Python import mechanics considered annoying

This may be old knowledge for most python programmers, but I discovered what I consider to be a design flaw in python's import mechanics, which leads to tight coupling and strange side effects.

I have 5 python files:

~/main.py:

import a, b

~/a.py:

import lib.c

~/b.py:

import lib.d
print "b.py called lib.c.test(): {}".format(lib.c.test())
print "b.py called lib.d.test(): {}".format(lib.d.test())

~/lib/c.py:

def test():
    return "c reply"

~/lib/d.py:

def test():
    return "d reply"

I also have a blank init.py in the / and /lib folders, and each .py file starts with #!/usr/bin/env python.

Running gives me this:

~$ PYTHONPATH=~/ python main.py
b.py called lib.c.test(): c reply
b.py called lib.d.test(): d reply

Great! My file (~/b.py) is coded correctly. Deploy it, job done, walk away.

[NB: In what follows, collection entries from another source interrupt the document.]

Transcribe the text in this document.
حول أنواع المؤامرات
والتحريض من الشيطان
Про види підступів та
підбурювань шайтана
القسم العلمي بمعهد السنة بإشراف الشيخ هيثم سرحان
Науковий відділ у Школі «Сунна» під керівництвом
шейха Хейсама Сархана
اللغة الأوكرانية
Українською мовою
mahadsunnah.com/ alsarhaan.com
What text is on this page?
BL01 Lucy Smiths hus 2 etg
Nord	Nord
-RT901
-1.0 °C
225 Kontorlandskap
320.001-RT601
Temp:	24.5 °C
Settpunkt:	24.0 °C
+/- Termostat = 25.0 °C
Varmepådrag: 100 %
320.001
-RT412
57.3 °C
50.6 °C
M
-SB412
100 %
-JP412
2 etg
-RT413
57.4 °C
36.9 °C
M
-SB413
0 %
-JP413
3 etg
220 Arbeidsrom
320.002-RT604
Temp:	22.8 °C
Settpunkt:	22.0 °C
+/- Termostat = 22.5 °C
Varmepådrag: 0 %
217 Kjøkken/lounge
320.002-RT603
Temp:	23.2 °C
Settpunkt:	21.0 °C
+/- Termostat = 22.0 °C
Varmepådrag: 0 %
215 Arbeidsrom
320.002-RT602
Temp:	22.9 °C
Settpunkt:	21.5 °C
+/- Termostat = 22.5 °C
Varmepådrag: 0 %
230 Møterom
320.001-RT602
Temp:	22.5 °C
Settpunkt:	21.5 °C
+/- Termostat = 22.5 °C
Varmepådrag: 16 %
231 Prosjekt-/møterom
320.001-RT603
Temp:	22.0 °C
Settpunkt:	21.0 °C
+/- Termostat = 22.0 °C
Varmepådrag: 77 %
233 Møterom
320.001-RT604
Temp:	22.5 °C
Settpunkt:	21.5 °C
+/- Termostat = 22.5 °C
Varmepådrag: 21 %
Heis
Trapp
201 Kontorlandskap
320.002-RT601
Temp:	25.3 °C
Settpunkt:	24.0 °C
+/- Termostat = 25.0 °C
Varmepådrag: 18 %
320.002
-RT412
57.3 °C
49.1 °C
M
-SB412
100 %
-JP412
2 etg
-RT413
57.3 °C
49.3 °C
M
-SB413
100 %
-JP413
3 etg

Later someone edits ~/a.py and no longer imports lib.c, since whatever it did isn't needed anymore. Now my code in ~/b.py (which admittedly had a bug in it) no longer works:

~$ PYTHONPATH=~/ python main.py
Traceback (most recent call last):
  File "main.py", line 2, in <module>
    import a,b
  File "/home/steve/b.py", line 3, in <module>
    print "b.py called lib.c.test(): {}".format(lib.c.test())
AttributeError: 'module' object has no attribute 'c'

So python was silently letting my broken code run because of a side effect. It worked because ~/a.py was importing a module I needed. This sets up code to run in a context that is incredible coupled with all other code in the same process.

Python's two step import

According to StackOverflow, python's import statement does two things in sequence:

  1. Loads the modules into the classloader
  2. Maps the classloader entities into the local namespace

This means that when ~/a.py runs import lib.c it does the following:

  1. Tell the classloader to load the lib module
  2. Tell the classloader to load the c module within lib
  3. Map the lib module to the string '''lib''' in the namespace

Later, when ~/b.py runs import lib.d, it runs:

  1. Classloader doesn't need to load the lib module, since it already has
  2. Tell the classloader to load the d module within lib
  3. Map the lib module to the string '''lib''' in the namespace

So then, within ~/b.py, we can use lib to get ahold of the classloader's loaded module, then traverse down to lib.c (which is already loaded because of ~/a.py), and use that submodule.

Solutions?

Ideally, this kind of side-effect would be blocked by the classloader so code that compiles, compiles because it has written the correct imports, not because it was run in a context that had things imported already. Because this is not true, I guess setting up a Jenkins instance with a linter is probably the next best solution. I'll be working on that next.